Explore the Routing Process with a CCNP Routing Course in the Philippines

Hoping to secure a CCNP certification in routing and switching? Prepare with the best CCNP routing course in the Philippines — but, avoid attending your training sessions with rusty knowledge of routing and switching.

It’s important to remember that you are aiming for the Professional-level of this Cisco path. The instructor will assume that you have at least an Associate-level of understanding regarding relevant topics — so make sure to review your routing by exploring the overall process of it.

Exploring the IP Routing Process

When a user communicates with another user over a network or the Internet, the exchange of information from both sides is typically fast. The user receives the other’s response almost as soon as it is entered into the system. The process that the information goes through to get from one end to the other is called the IP Routing Process.

Establishing an IP Routing Process Topology

Despite its short execution time, the IP Routing Process is known for being complex and lengthy. This is why most programs of CCNP training in the Philippines reserve a few sessions for its discussion and practice.

To better understand the process, it’s important to come up with a setup and discuss its step-by-step procedure. Here’s our sample scenario’s topology.

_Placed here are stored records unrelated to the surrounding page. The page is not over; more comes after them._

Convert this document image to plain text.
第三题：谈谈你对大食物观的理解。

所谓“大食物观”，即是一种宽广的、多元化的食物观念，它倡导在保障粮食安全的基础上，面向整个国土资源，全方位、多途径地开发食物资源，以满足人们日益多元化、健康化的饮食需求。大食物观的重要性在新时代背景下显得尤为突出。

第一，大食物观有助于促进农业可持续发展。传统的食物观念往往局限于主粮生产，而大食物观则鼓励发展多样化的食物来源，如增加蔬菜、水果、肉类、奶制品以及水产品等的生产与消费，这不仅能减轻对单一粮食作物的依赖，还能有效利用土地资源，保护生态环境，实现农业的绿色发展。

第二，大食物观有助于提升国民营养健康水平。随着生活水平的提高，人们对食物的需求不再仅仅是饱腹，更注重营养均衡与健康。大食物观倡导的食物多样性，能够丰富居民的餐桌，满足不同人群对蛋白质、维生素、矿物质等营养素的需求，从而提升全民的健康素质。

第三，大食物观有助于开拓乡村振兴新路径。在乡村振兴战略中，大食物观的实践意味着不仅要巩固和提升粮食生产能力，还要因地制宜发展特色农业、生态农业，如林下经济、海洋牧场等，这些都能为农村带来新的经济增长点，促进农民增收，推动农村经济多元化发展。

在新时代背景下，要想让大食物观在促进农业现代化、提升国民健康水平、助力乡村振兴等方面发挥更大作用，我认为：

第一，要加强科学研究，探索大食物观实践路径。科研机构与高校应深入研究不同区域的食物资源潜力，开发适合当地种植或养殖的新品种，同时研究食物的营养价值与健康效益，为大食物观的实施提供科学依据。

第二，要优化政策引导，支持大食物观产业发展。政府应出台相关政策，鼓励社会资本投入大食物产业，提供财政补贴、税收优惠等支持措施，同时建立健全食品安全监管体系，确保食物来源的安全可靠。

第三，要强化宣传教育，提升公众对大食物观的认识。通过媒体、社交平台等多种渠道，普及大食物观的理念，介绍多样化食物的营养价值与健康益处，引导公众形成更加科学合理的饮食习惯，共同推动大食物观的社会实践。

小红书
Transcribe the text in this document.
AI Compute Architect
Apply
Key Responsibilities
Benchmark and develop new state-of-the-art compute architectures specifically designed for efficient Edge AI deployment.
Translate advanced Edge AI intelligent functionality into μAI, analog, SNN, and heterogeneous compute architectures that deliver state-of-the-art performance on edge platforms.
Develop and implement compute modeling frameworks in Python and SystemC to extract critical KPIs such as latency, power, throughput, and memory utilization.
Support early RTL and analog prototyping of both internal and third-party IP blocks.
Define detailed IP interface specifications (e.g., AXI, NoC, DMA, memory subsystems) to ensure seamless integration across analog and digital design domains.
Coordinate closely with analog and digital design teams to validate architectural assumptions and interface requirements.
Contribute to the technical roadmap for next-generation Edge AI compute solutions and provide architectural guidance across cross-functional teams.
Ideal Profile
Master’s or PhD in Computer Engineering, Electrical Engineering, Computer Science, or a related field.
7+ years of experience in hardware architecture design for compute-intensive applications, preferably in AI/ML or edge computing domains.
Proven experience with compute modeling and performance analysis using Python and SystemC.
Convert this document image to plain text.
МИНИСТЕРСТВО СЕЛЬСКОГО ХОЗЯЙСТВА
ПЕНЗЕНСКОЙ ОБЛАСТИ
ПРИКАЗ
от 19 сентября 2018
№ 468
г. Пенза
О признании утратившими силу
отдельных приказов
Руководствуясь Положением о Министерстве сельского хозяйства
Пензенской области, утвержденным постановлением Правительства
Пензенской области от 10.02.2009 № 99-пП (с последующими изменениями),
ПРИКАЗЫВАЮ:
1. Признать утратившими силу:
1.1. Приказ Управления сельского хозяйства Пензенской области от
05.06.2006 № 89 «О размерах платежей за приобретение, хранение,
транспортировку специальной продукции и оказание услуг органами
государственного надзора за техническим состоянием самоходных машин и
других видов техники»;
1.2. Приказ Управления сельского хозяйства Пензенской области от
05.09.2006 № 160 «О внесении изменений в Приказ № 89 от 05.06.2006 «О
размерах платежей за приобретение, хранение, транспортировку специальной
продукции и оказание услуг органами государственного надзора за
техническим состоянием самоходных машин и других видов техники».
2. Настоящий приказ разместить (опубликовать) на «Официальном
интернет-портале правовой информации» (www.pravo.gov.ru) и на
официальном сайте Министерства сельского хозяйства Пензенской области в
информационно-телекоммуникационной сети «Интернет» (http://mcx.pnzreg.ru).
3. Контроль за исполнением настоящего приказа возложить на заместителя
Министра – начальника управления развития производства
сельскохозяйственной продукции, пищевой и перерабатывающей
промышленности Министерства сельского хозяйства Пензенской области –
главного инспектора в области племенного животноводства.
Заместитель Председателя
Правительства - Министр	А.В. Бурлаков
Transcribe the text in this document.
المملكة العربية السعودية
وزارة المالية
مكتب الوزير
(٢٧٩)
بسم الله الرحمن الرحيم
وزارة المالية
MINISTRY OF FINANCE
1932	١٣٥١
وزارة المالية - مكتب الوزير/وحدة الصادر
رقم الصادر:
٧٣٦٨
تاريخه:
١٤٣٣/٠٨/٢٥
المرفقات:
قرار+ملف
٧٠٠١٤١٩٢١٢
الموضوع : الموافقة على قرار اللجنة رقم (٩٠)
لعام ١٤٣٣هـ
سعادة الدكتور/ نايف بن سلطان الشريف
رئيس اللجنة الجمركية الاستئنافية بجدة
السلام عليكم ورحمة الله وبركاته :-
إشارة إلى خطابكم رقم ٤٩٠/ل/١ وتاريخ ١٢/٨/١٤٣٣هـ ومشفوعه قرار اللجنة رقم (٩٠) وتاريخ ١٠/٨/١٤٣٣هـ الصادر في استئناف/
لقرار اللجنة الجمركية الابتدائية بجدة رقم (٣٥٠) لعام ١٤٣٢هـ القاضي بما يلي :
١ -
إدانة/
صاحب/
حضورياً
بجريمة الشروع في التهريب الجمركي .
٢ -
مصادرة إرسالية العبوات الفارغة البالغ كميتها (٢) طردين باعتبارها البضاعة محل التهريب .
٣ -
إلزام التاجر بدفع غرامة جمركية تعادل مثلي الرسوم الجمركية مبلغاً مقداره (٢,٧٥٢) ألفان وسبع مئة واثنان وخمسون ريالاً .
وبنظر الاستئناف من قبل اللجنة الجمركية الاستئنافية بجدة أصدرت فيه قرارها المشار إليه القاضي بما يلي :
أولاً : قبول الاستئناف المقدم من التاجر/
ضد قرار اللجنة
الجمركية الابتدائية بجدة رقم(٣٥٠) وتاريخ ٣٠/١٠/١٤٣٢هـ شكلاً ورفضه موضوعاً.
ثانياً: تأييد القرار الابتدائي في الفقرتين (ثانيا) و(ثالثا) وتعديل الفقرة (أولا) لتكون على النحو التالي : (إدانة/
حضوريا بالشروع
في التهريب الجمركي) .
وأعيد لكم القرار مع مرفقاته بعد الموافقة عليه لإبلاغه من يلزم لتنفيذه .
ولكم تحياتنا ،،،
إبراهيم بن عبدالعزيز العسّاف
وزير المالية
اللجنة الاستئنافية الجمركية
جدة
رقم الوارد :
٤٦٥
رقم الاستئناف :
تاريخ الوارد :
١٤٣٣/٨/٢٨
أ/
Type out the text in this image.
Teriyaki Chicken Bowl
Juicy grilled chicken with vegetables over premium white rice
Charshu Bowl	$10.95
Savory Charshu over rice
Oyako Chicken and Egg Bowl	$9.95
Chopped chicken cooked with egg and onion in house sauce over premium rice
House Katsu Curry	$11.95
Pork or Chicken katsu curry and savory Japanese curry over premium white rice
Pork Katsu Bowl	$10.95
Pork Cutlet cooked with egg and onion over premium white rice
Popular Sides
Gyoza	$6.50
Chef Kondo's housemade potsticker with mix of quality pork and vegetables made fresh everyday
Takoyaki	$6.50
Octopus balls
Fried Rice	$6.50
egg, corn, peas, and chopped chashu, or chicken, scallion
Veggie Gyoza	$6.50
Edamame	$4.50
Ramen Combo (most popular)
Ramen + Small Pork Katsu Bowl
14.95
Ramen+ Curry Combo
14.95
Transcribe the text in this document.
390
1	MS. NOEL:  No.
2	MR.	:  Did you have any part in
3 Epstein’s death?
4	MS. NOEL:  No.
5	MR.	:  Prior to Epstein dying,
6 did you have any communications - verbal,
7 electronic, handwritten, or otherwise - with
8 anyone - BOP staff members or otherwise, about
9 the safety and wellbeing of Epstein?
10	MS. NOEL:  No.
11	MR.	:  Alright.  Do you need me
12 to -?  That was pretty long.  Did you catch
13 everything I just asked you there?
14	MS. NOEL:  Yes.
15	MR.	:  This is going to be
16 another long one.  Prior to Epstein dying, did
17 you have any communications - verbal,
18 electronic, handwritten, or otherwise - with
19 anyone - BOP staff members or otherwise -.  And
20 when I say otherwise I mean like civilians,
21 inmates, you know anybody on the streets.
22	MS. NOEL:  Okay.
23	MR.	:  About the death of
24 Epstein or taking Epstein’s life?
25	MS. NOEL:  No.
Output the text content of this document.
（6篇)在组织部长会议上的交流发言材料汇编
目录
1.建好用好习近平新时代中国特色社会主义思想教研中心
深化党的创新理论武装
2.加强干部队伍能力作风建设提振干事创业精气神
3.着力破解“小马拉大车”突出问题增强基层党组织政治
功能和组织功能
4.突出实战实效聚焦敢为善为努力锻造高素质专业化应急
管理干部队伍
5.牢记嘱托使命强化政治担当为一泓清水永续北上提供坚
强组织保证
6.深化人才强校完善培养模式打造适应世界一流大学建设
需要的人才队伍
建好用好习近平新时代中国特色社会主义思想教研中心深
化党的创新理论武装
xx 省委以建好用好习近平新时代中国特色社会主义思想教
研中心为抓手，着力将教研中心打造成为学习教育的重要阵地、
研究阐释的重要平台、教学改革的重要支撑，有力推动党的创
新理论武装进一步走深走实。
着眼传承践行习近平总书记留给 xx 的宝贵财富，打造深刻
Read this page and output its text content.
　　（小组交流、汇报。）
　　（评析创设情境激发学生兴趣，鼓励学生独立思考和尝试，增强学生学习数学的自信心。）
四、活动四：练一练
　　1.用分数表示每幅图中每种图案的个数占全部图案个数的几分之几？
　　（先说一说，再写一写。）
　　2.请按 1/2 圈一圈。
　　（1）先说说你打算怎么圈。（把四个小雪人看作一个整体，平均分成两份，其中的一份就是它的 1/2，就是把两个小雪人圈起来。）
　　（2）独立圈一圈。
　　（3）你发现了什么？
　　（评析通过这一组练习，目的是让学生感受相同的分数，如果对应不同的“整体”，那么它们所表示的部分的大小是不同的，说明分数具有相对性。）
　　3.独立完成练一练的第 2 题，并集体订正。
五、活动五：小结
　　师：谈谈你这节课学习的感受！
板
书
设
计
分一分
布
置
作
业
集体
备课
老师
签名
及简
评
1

  • The communication is between PC1 and PC2.
  • They are connected with a router.
  • PC1 has the following specifications:

IP: 192.168.0.1

Mask: 255.255.255.0

Gateway: 192.168.0.100

  • PC2 has the following specifications:

IP: 192.168.1.1

Mask: 255.255.255.0

Gateway: 192.168.1.100

To better assess and explain the IP routing process between these two computers, the Internet Control Message Protocol (ICMP) is a key factor to consider. It’s a TCP/IP network layer protocol that specializes in troubleshooting, management, and error message services.

Examining the Process

Here’s what will happen when PC1 communicates with PC2 using a router.

  1. A user implements the 192.168.1.1 command. In response, PC1 produces a packet with the support of the IP and ICMP protocols.
  2. With the support of the ARP protocol, the IP protocol will determine the packet’s destination network. It will do so by checking out the IP address and the subnet mask (192.168.0.1/24) of PC1.
  3. Once it has established that the destination is a remote network (192.168.1.0/24), the packet will be sent to the router with the gateway address of 192.168.0.100.
  4. To send the packet to the router, the hardware address of the router’s interface must be established. The ARP cache is checked to obtain that data.
  5. If the information is available, the router will provide the hardware address of the interface connected to the PC1 (Fa0/0).
  6. The packet will then be transferred to the Data Link layer, which will develop a frame that contains the Type filed, the Frame Check Sequence (FCS), and the hardware addresses of the destination and source.
  7. The Data Link layer will transfer the frame to the Physical layer, which will encode the binary bit stream into a digital signal. The digital signal will, in turn, be transferred to the local physical network.
  8. The router’s interface (Fa0/0) will get the signal, which will be encrypted into the binary bit stream. The interface will then set up a frame and run a CRC.
  9. After verifying its specifications, the router will transfer the packet to the IP protocol operating on the router.
  10. The packet’s destination address, which is 192.168.1.1, will be considered again on the routing table. Upon re-examining the routing table, the router will see that the 192.168.1.0 network is directly connected to the interface (Fa0/1). If the destination network is not present on the routing table, the router will discard the packet.
  11. The router will deposit the packet in the Fa0/1 interface’s buffer memory and develop a frame.
  12. PC2 will answer with its Network Interface Card’s hardware address. Now that the interface has all the details it needs to transfer the packet to its destination; the router will then send the frame to PC2.
  13. PC2 obtains the frame. But, that’s not the end of the process. The CRC will be calculated once the frame hits its destination. All data regarding addresses are verified.
  14. If the packet is an ICMP echo request (ping), PC2 will produce a new ICMP packet. It will have the PC2’s IP address as the source and the PC1’s IP address as the destination. The packet will be sent from PC2 to PC1.

Consider this as your refresher course of sorts about the IP routing process. Review the topic well before you attend your CCNP routing course in the Philippines and you can ensure that you can keep up with the instructor’s lessons and take in new information about the process a lot faster!